The National Association of Home Builders’ Home Building Geography Index (HBGI) tracks the markets of single-family and multifamily residential construction and their recovery following the Great Recession. In the first quarter of 2019, the first “cut” of the HBGI was introduced, which was an urban density-based delineation of the housing market into seven geographical “regions”. The first quarter HBGI analysis found that single-family construction experienced a slow market share gain in small city core areas following the Great Recession. In contrast, there was a relatively stronger market-share expansion for outlying counties of large metro areas (exurbs) given relatively more affordable land.
The second quarter HBGI data indicate relative stability in the single-family regional market shares. Small county core areas and large metro suburban counties remain the largest single-family building areas with market shares of 28.6% and 26.7% respectively.
In contrast, for multifamily home construction, the market shares decreased somewhat in suburban counties of large metro areas and increased in core counties of smaller metro areas. The largest building region for multifamily construction remained large metro core areas (at 41% market share), but there was a gain for the third largest region (small metro cores), which increased to a 22% market share.

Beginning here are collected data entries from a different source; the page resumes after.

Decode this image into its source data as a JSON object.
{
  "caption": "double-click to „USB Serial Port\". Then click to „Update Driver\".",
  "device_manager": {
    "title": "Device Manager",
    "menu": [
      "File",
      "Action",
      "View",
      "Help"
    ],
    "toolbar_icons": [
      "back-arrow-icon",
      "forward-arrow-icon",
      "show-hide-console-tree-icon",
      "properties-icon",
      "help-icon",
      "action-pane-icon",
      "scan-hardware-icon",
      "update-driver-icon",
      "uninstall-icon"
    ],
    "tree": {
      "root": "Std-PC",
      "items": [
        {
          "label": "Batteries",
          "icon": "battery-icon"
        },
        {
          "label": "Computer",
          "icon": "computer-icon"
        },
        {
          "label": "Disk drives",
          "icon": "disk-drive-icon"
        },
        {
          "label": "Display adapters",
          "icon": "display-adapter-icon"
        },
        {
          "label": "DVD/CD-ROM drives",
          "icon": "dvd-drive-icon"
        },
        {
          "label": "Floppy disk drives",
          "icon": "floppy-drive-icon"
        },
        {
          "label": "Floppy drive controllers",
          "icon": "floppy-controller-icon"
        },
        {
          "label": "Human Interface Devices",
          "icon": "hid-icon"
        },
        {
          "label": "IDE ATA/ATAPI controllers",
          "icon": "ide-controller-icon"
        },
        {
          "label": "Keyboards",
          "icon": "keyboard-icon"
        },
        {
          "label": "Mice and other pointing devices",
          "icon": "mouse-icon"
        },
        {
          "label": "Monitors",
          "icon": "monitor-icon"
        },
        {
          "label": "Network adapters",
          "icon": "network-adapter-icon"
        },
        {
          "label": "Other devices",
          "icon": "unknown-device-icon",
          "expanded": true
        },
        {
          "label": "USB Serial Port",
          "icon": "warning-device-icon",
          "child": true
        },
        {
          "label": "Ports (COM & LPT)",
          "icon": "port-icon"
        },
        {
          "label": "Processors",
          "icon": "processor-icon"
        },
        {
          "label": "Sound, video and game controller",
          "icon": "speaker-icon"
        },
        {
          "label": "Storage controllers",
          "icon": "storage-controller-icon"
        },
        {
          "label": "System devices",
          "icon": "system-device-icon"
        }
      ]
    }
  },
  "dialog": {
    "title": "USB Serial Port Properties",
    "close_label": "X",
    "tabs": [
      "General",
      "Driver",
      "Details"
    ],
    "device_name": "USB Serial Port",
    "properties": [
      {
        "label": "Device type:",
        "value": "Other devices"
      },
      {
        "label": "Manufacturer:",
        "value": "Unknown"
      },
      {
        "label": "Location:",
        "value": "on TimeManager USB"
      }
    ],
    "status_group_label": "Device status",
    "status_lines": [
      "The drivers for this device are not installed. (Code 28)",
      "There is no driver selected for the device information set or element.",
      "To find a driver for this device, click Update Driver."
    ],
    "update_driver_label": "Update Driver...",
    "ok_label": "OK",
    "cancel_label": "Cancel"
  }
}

Consistent with expectations of apartment construction moving from high land-cost areas to low land-cost areas, the data from the second quarter of 2019 show a shift in the shares of new permit issuances from large metro areas to smaller metro areas, small towns, and rural areas. Even exurbs, i.e., outlying counties of large metro areas, which posted single-family growth in a generally weak first quarter and are considered relatively more affordable, experienced a decline in market share in multifamily construction as apartment construction modestly expands to other building regions.